Où il n'est bien sûr nullement question, ni d'automne, ni de Tokyo…

1 novembre 2006

Septembre en Trois week-ends (pt. 2)

Posté dans : l'Actualité, par Dave A. à 4:29

Un des plaisirs pas si simples de la vie, que j’apprécie beaucoup plus que je ne le devrais, c’est de traverser une frontière les mains dans les poches. Voyager sans bagage, comme si j’étais juste sorti pour aller acheter du pain. Je ne le fais pas si souvent et à vrai dire, c’est plutôt l’inverse d’habitude : j’embarque ma maison dans deux valises partout où je vais. Je crois que l’avant-dernière fois remonte au nouvel an du siècle dernier, et c’était à Viennes. Mais ça, c’est pour un autre jour.

Le mois dernier, donc, je foulais le sol de Waterloo d’un pas somme toute assez peu prussien malgré l’heure matinale, un bouquin à la main, de la musique dans les oreilles et une cravate roulée dans la poche. Et comme j’étais d’une humeur incroyablement dispendieuse ce jour-là, c’est assis sur une banquette, discutant politique du continent indien avec mon chauffeur Sikh tout en achevant de nouer mon déguisement, que j’achevais mon trajet.

Je la connais à peine mieux, mon autre grand-mère, mais contrairement à ses homologues secoués du bénitier, elle a toujours favorisé le sourire de connivence à l’autorité sèche, dont je la soupçonne pourtant fort capable. D’abord, parce qu’elle sais trop bien d’où je peux tenir ce chromosome de l’obstination butée, façon chèvre à quatre cornes. Ensuite, parce qu’elle m’aime bien. Ici aussi je suis l’aîné des aînés, ici aussi ça compte, mais différemment.

Moi aussi je l’aime bien.

J’aime bien le parchemin mat de son visage et ses deux petits yeux verts pétillants comme une gamine qui n’aurait pas le dixième de son âge. J’aime bien le demi-sourire énigmatique rapporté de son Égypte natale dont elle ponctue presque toutes ses phrases. J’aime l’élégance de son accent : fût-une époque, j’aurais bien donné une ou deux phalanges pour pouvoir le troquer contre l’étrange diction cosmopolite que j’avais ramené des îles en même temps que mon enfance… Encore maintenant, je suppose… Évidemment, il est bien trop tard pour y remédier, et je me contente de camoufler du mieux possible les relents de nouveau continent qui ont tendance à surgir dans mes prononciations, tant je sais que sa pourtante modeste fibre patriotique en souffre.

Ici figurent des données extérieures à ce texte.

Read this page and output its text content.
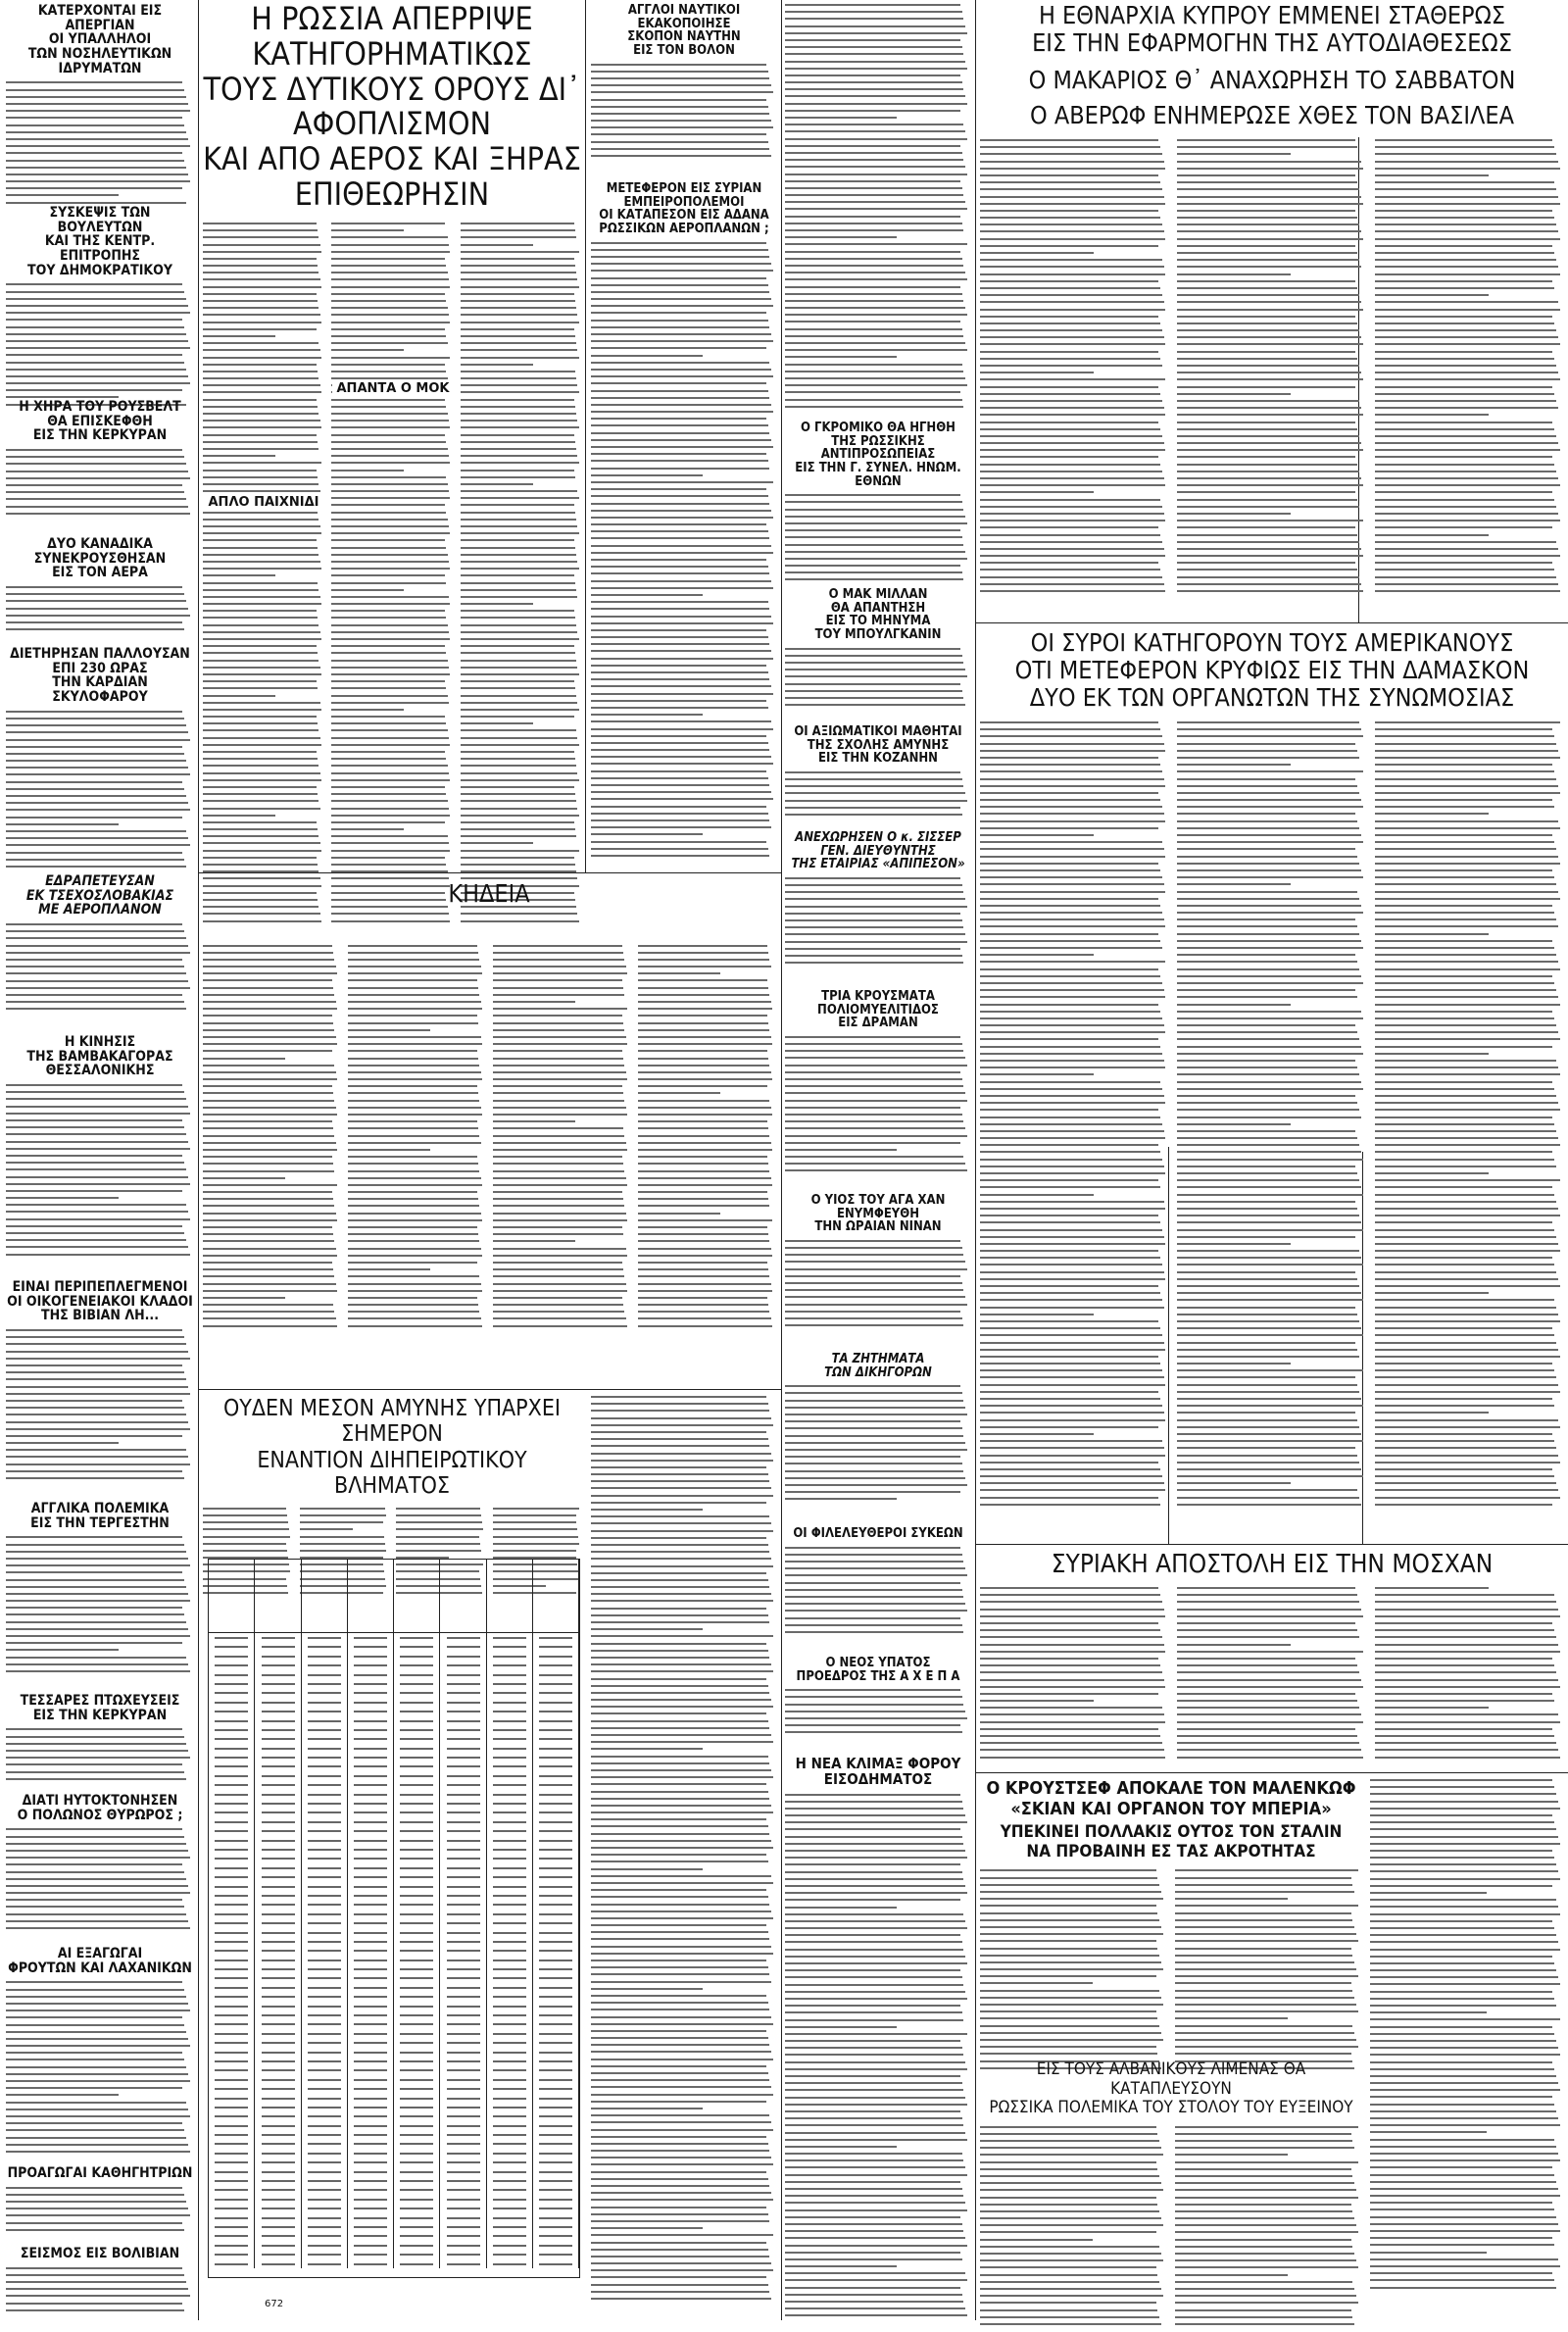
ΚΑΤΕΡΧΟΝΤΑΙ ΕΙΣ ΑΠΕΡΓΙΑΝ
ΟΙ ΥΠΑΛΛΗΛΟΙ
ΤΩΝ ΝΟΣΗΛΕΥΤΙΚΩΝ
ΙΔΡΥΜΑΤΩΝ

ΣΥΣΚΕΨΙΣ ΤΩΝ ΒΟΥΛΕΥΤΩΝ
ΚΑΙ ΤΗΣ ΚΕΝΤΡ. ΕΠΙΤΡΟΠΗΣ
ΤΟΥ ΔΗΜΟΚΡΑΤΙΚΟΥ

Η ΧΗΡΑ ΤΟΥ ΡΟΥΣΒΕΛΤ
ΘΑ ΕΠΙΣΚΕΦΘΗ
ΕΙΣ ΤΗΝ ΚΕΡΚΥΡΑΝ

ΔΥΟ ΚΑΝΑΔΙΚΑ
ΣΥΝΕΚΡΟΥΣΘΗΣΑΝ
ΕΙΣ ΤΟΝ ΑΕΡΑ

ΔΙΕΤΗΡΗΣΑΝ ΠΑΛΛΟΥΣΑΝ
ΕΠΙ 230 ΩΡΑΣ
ΤΗΝ ΚΑΡΔΙΑΝ ΣΚΥΛΟΦΑΡΟΥ

ΕΔΡΑΠΕΤΕΥΣΑΝ
ΕΚ ΤΣΕΧΟΣΛΟΒΑΚΙΑΣ
ΜΕ ΑΕΡΟΠΛΑΝΟΝ

Η ΚΙΝΗΣΙΣ
ΤΗΣ ΒΑΜΒΑΚΑΓΟΡΑΣ
ΘΕΣΣΑΛΟΝΙΚΗΣ

ΕΙΝΑΙ ΠΕΡΙΠΕΠΛΕΓΜΕΝΟΙ
ΟΙ ΟΙΚΟΓΕΝΕΙΑΚΟΙ ΚΛΑΔΟΙ
ΤΗΣ ΒΙΒΙΑΝ ΛΗ...

ΑΓΓΛΙΚΑ ΠΟΛΕΜΙΚΑ
ΕΙΣ ΤΗΝ ΤΕΡΓΕΣΤΗΝ

ΤΕΣΣΑΡΕΣ ΠΤΩΧΕΥΣΕΙΣ
ΕΙΣ ΤΗΝ ΚΕΡΚΥΡΑΝ

ΔΙΑΤΙ ΗΥΤΟΚΤΟΝΗΣΕΝ
Ο ΠΟΛΩΝΟΣ ΘΥΡΩΡΟΣ ;

ΑΙ ΕΞΑΓΩΓΑΙ
ΦΡΟΥΤΩΝ ΚΑΙ ΛΑΧΑΝΙΚΩΝ

ΠΡΟΑΓΩΓΑΙ ΚΑΘΗΓΗΤΡΙΩΝ

ΣΕΙΣΜΟΣ ΕΙΣ ΒΟΛΙΒΙΑΝ

Η ΡΩΣΣΙΑ ΑΠΕΡΡΙΨΕ ΚΑΤΗΓΟΡΗΜΑΤΙΚΩΣ
ΤΟΥΣ ΔΥΤΙΚΟΥΣ ΟΡΟΥΣ ΔΙ᾿ ΑΦΟΠΛΙΣΜΟΝ
ΚΑΙ ΑΠΟ ΑΕΡΟΣ ΚΑΙ ΞΗΡΑΣ ΕΠΙΘΕΩΡΗΣΙΝ

ΑΠΛΟ ΠΑΙΧΝΙΔΙ
ΑΠΑΝΤΑ Ο ΜΟΚ

ΑΓΓΛΟΙ ΝΑΥΤΙΚΟΙ
ΕΚΑΚΟΠΟΙΗΣΕ
ΣΚΟΠΟΝ ΝΑΥΤΗΝ
ΕΙΣ ΤΟΝ ΒΟΛΟΝ

ΜΕΤΕΦΕΡΟΝ ΕΙΣ ΣΥΡΙΑΝ
ΕΜΠΕΙΡΟΠΟΛΕΜΟΙ
ΟΙ ΚΑΤΑΠΕΣΟΝ ΕΙΣ ΑΔΑΝΑ
ΡΩΣΣΙΚΩΝ ΑΕΡΟΠΛΑΝΩΝ ;

ΚΗΔΕΙΑ

ΟΥΔΕΝ ΜΕΣΟΝ ΑΜΥΝΗΣ ΥΠΑΡΧΕΙ ΣΗΜΕΡΟΝ
ΕΝΑΝΤΙΟΝ ΔΙΗΠΕΙΡΩΤΙΚΟΥ ΒΛΗΜΑΤΟΣ

672

Ο ΓΚΡΟΜΙΚΟ ΘΑ ΗΓΗΘΗ
ΤΗΣ ΡΩΣΣΙΚΗΣ
ΑΝΤΙΠΡΟΣΩΠΕΙΑΣ
ΕΙΣ ΤΗΝ Γ. ΣΥΝΕΛ. ΗΝΩΜ. ΕΘΝΩΝ

Ο ΜΑΚ ΜΙΛΛΑΝ
ΘΑ ΑΠΑΝΤΗΣΗ
ΕΙΣ ΤΟ ΜΗΝΥΜΑ
ΤΟΥ ΜΠΟΥΛΓΚΑΝΙΝ

ΟΙ ΑΞΙΩΜΑΤΙΚΟΙ ΜΑΘΗΤΑΙ
ΤΗΣ ΣΧΟΛΗΣ ΑΜΥΝΗΣ
ΕΙΣ ΤΗΝ ΚΟΖΑΝΗΝ

ΑΝΕΧΩΡΗΣΕΝ Ο κ. ΣΙΣΣΕΡ
ΓΕΝ. ΔΙΕΥΘΥΝΤΗΣ
ΤΗΣ ΕΤΑΙΡΙΑΣ «ΑΠΙΠΕΣΟΝ»

ΤΡΙΑ ΚΡΟΥΣΜΑΤΑ
ΠΟΛΙΟΜΥΕΛΙΤΙΔΟΣ
ΕΙΣ ΔΡΑΜΑΝ

Ο ΥΙΟΣ ΤΟΥ ΑΓΑ ΧΑΝ
ΕΝΥΜΦΕΥΘΗ
ΤΗΝ ΩΡΑΙΑΝ ΝΙΝΑΝ

ΤΑ ΖΗΤΗΜΑΤΑ
ΤΩΝ ΔΙΚΗΓΟΡΩΝ

ΟΙ ΦΙΛΕΛΕΥΘΕΡΟΙ ΣΥΚΕΩΝ

Ο ΝΕΟΣ ΥΠΑΤΟΣ
ΠΡΟΕΔΡΟΣ ΤΗΣ Α Χ Ε Π Α

Η ΝΕΑ ΚΛΙΜΑΞ ΦΟΡΟΥ ΕΙΣΟΔΗΜΑΤΟΣ

Η ΕΘΝΑΡΧΙΑ ΚΥΠΡΟΥ ΕΜΜΕΝΕΙ ΣΤΑΘΕΡΩΣ
ΕΙΣ ΤΗΝ ΕΦΑΡΜΟΓΗΝ ΤΗΣ ΑΥΤΟΔΙΑΘΕΣΕΩΣ

Ο ΜΑΚΑΡΙΟΣ Θ᾿ ΑΝΑΧΩΡΗΣΗ ΤΟ ΣΑΒΒΑΤΟΝ

Ο ΑΒΕΡΩΦ ΕΝΗΜΕΡΩΣΕ ΧΘΕΣ ΤΟΝ ΒΑΣΙΛΕΑ

ΟΙ ΣΥΡΟΙ ΚΑΤΗΓΟΡΟΥΝ ΤΟΥΣ ΑΜΕΡΙΚΑΝΟΥΣ
ΟΤΙ ΜΕΤΕΦΕΡΟΝ ΚΡΥΦΙΩΣ ΕΙΣ ΤΗΝ ΔΑΜΑΣΚΟΝ
ΔΥΟ ΕΚ ΤΩΝ ΟΡΓΑΝΩΤΩΝ ΤΗΣ ΣΥΝΩΜΟΣΙΑΣ

ΣΥΡΙΑΚΗ ΑΠΟΣΤΟΛΗ ΕΙΣ ΤΗΝ ΜΟΣΧΑΝ

Ο ΚΡΟΥΣΤΣΕΦ ΑΠΟΚΑΛΕ ΤΟΝ ΜΑΛΕΝΚΩΦ
«ΣΚΙΑΝ ΚΑΙ ΟΡΓΑΝΟΝ ΤΟΥ ΜΠΕΡΙΑ»

ΥΠΕΚΙΝΕΙ ΠΟΛΛΑΚΙΣ ΟΥΤΟΣ ΤΟΝ ΣΤΑΛΙΝ
ΝΑ ΠΡΟΒΑΙΝΗ ΕΣ ΤΑΣ ΑΚΡΟΤΗΤΑΣ

ΕΙΣ ΤΟΥΣ ΑΛΒΑΝΙΚΟΥΣ ΛΙΜΕΝΑΣ ΘΑ ΚΑΤΑΠΛΕΥΣΟΥΝ
ΡΩΣΣΙΚΑ ΠΟΛΕΜΙΚΑ ΤΟΥ ΣΤΟΛΟΥ ΤΟΥ ΕΥΞΕΙΝΟΥ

Oh, elle n’est pas parfaite, loin s’en faut. Avec les charmes du siècle dernier, viennent aussi les préjugés d’une autre époque. L’âge aidant, la peur de l’autre se fait un peu plus aiguë : cet hypothétique étranger venu semer chaos et destruction jusque dans nos tasses de thé… Je n’aime guère m’aventurer dans ces discussions peu avenantes : non pas que je n’aie quelque difficulté que ce soit à exposer vigoureusement mes différends en la matière, mais parce que je sais ô combien futile serait toute tentative de lui faire balayer un siècle d’inimitiés et de préconceptions. En ces rares occasions, je me limite donc lâchement à aiguiller la conversation ailleurs, non sans lui avoir rappelé qu’on est toujours le métèque d’un autre, à commencer par sa mère, mon arrière-grand-mère, née plutôt loin du Commonwealth à une époque où il ne faisait de surcroît pas bon s’appeler Zilberstein dans les faubourgs d’Odessa.

Mais ce n’est pas grave. On parle d’autre chose. On parle des autres, on parle avec les autres, tous ses amis, ceux qui viennent encore, ceux qui ne viennent plus.

D’une certaine manière, j’en suis un peu membre honoraire, de ce club. J’y ai mes entrées depuis que je peux marcher à deux pattes sans trop baver sur mon noeud papillon.

Quand j’étais petit, sage, bien élevé et passionné d’histoire, sans meilleure occupation que de collectionner les timbres, les maquettes d’avions et les récits de guerre chevrotants, on s’arrachait ma présence, dans ces salons. Petit-fils idéal, à la fois psychothérapeute et témoin-relais inter-générationnel, je buvais poliment leurs aventures anté-arthritiques en me gavant de chocolat.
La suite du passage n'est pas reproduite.